= Victoria Glendinning =

British biographer and novelist (born 1937)

Victoria Glendinning (née Seebohm; born 23 April 1937) is a British biographer, critic, broadcaster and novelist. She is an honorary vice-president of English PEN and vice-president of the Royal Society of Literature. She won the James Tait Black Memorial Prize and the Whitbread Prize for biography.

== Early life and education ==
She was born in Sheffield, England, to a Quaker family. Her father was the banker Frederic Seebohm (created a life peer as Baron Seebohm in April 1972), and her great-grandfather was the economic historian, also called Frederic Seebohm. Her mother was clever, "but she never did anything with it, except wait for my father to come home", Glendinning said in a 1999 interview.

Her sister is Caroline Seebohm, an American biographer.

Glendinning grew up near York and, after being privately educated at Millfield School in Somerset, went up to Somerville College, Oxford, to read Modern Languages.

==Awards and honours==
Glendinning is the only person to have won the Whitbread Prize (now the Costa Book Award) for biography twice, for her works on Vita Sackville-West (1983) and Anthony Trollope (1992). She won the James Tait Black Memorial Prize in 1981 for her biography of Edith Sitwell. She was elected a Fellow of the Royal Society of Literature in 1982.

She was appointed Commander of the Order of the British Empire (CBE) in 1998. She was awarded an honorary doctorate by Trinity College Dublin in 1995 and by the University of York in 2000.

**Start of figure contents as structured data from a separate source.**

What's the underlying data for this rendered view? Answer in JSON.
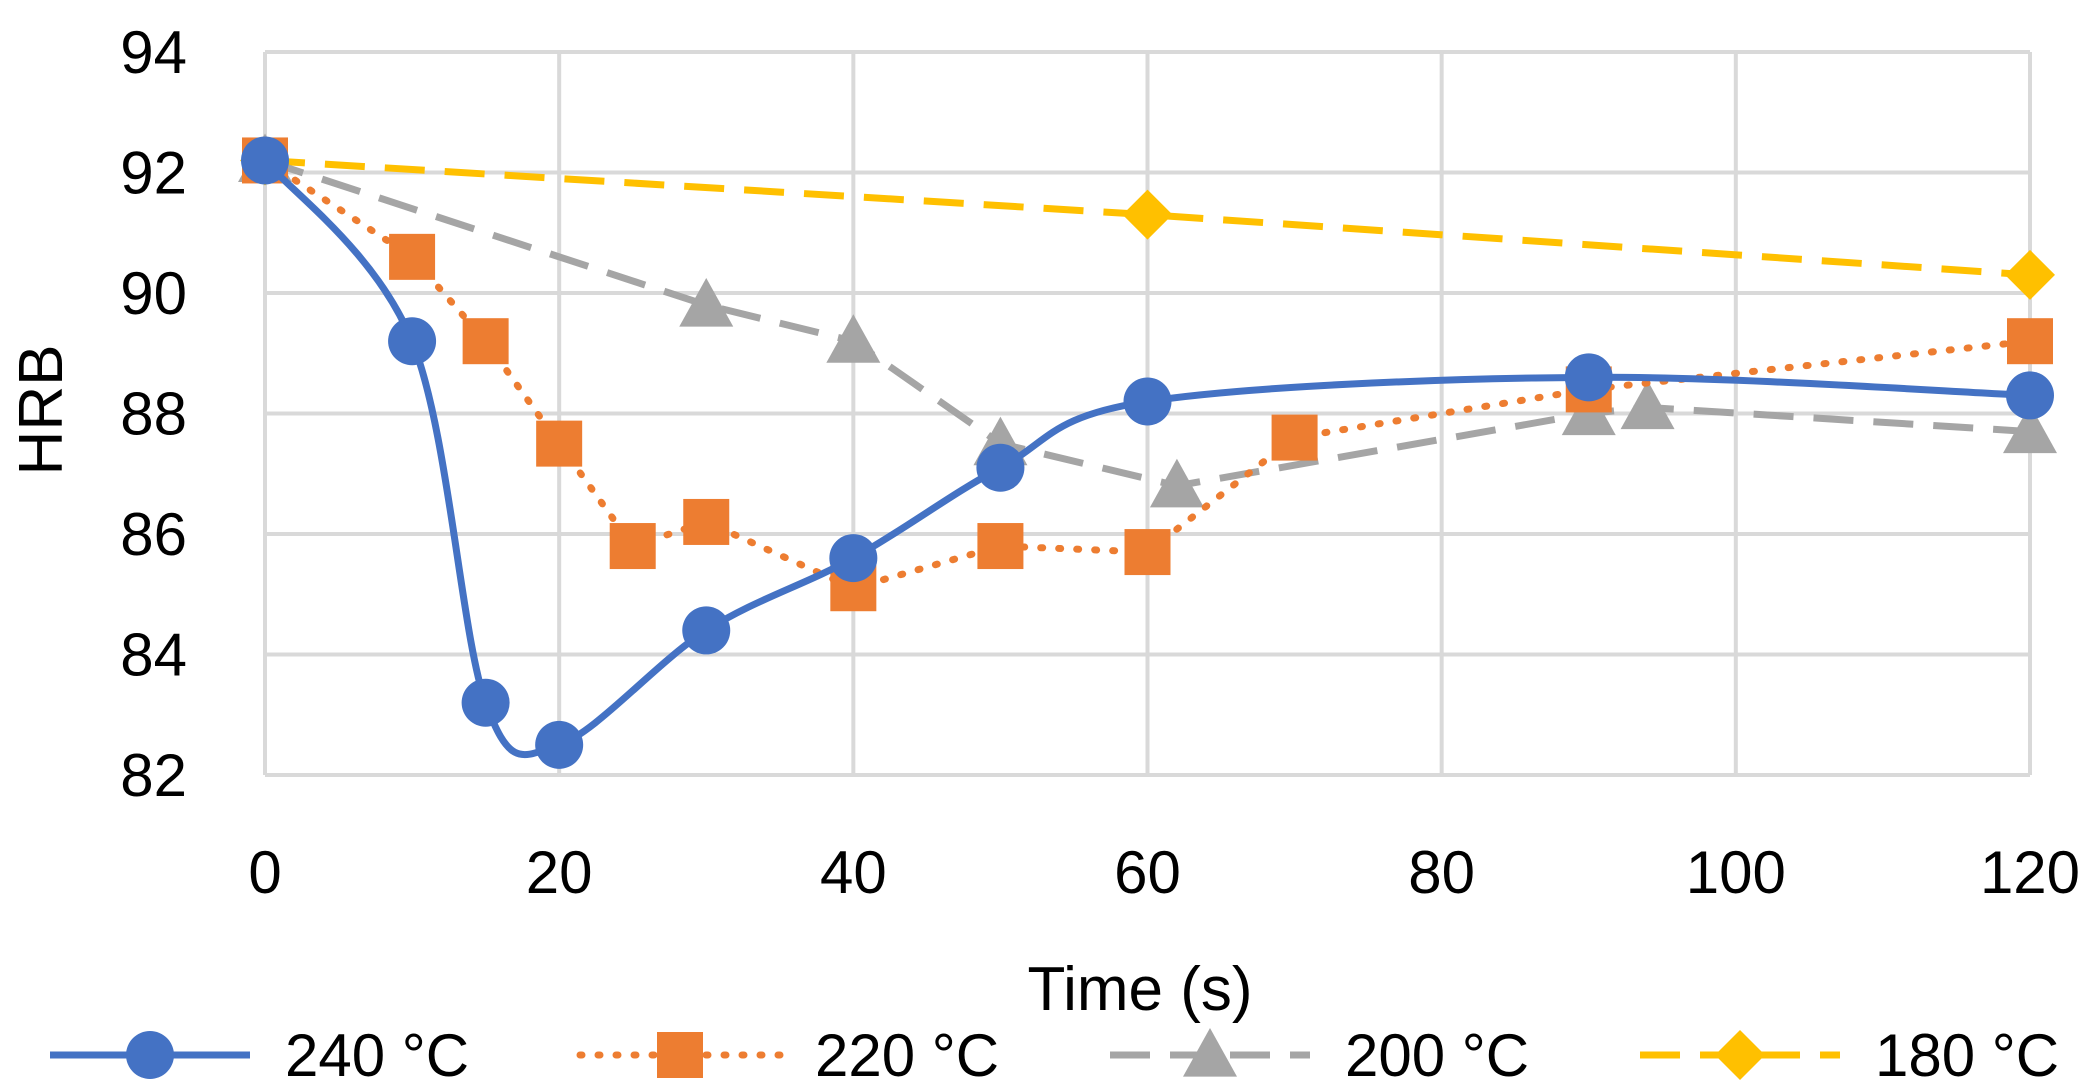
{
  "chart_data": {
    "type": "line",
    "title": "",
    "xlabel": "Time (s)",
    "ylabel": "HRB",
    "xlim": [
      0,
      120
    ],
    "ylim": [
      82,
      94
    ],
    "x_ticks": [
      0,
      20,
      40,
      60,
      80,
      100,
      120
    ],
    "y_ticks": [
      82,
      84,
      86,
      88,
      90,
      92,
      94
    ],
    "grid": true,
    "legend_position": "bottom",
    "series": [
      {
        "name": "240 °C",
        "color": "#4472C4",
        "line_style": "solid",
        "curve": "smooth",
        "marker": "circle",
        "points": [
          [
            0,
            92.2
          ],
          [
            10,
            89.2
          ],
          [
            15,
            83.2
          ],
          [
            20,
            82.5
          ],
          [
            30,
            84.4
          ],
          [
            40,
            85.6
          ],
          [
            50,
            87.1
          ],
          [
            60,
            88.2
          ],
          [
            90,
            88.6
          ],
          [
            120,
            88.3
          ]
        ]
      },
      {
        "name": "220 °C",
        "color": "#ED7D31",
        "line_style": "dotted",
        "curve": "straight",
        "marker": "square",
        "points": [
          [
            0,
            92.2
          ],
          [
            10,
            90.6
          ],
          [
            15,
            89.2
          ],
          [
            20,
            87.5
          ],
          [
            25,
            85.8
          ],
          [
            30,
            86.2
          ],
          [
            40,
            85.1
          ],
          [
            50,
            85.8
          ],
          [
            60,
            85.7
          ],
          [
            70,
            87.6
          ],
          [
            90,
            88.4
          ],
          [
            120,
            89.2
          ]
        ]
      },
      {
        "name": "200 °C",
        "color": "#A5A5A5",
        "line_style": "dashed",
        "curve": "straight",
        "marker": "triangle",
        "points": [
          [
            0,
            92.2
          ],
          [
            30,
            89.8
          ],
          [
            40,
            89.2
          ],
          [
            50,
            87.5
          ],
          [
            62,
            86.8
          ],
          [
            90,
            88.0
          ],
          [
            94,
            88.1
          ],
          [
            120,
            87.7
          ]
        ]
      },
      {
        "name": "180 °C",
        "color": "#FFC000",
        "line_style": "dashed",
        "curve": "straight",
        "marker": "diamond",
        "points": [
          [
            0,
            92.2
          ],
          [
            60,
            91.3
          ],
          [
            120,
            90.3
          ]
        ]
      }
    ]
  }
}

==Marriages and children==
In the second year of her degree course, in 1958, she married one of her Spanish lecturers, Nigel Glendinning. They divorced in 1981. Her second husband, Terence de Vere White, father of Dervla Murphy's only child, died of Parkinson's disease in 1994. In 1996, she married Kevin O'Sullivan, who had previously been married to Shirley Conran. She had four sons before she was 28: sportswriter Matthew Glendinning, with whom she coauthored the book Sons and Mothers; mathematician Paul Glendinning; philosopher Simon Glendinning; and photographer and artist Hugo Glendinning. She sent her children to the local state school.

==Selected publications==
- A Suppressed Cry: Life and Death of a Quaker Daughter, 1969, Routledge & Kegan Paul
- Elizabeth Bowen: Portrait of a Writer, 1977, Weidenfeld & Nicolson
- Edith Sitwell: A Unicorn Among Lions, 1981, Weidenfeld & Nicolson
- Vita: The Life of Vita Sackville-West, 1983, Weidenfeld & Nicolson
- Rebecca West: A Life, 1987, Weidenfeld & Nicolson
- The Grown-Ups, 1989, Hutchinson (a novel)
- Trollope, 1992, Hutchinson
- Electricity, 1995, Hutchinson (a novel)
- Sons and Mothers (co-editor with Matthew Glendinning) 1996, Virago, ISBN 1860492541
- Jonathan Swift, 1998, Hutchinson
- The Weekenders (contributor), 2001, Ebury (from a short visit to Sudan)
- Flight, 2002, Scribner
- Leonard Woolf: A Biography, 2006, Simon & Schuster
- Cousin Rosamund by Rebecca West (Victoria Glendinning wrote the Afterword)
- Love's Civil War: Elizabeth Bowen and Charles Ritchie: Letters and Diaries, 1941–1973 (co-editor with Judith Robertson) 2009, Simon & Schuster
- Raffles and the Golden Opportunity, 2012, Profile Books Ltd.
- The Butcher's Daughter, 2018, Duckworth Overlook (a novel centered on the dissolution of Shaftesbury Abbey in the 1530s)
- "John Lewis: How the partnership grew out of poverty, violence and a family feud". Express, August 18, 2021

===Critical studies and reviews===
- Madden, Paul (2013). "Raffles' prize" Review of Raffles and the golden opportunity.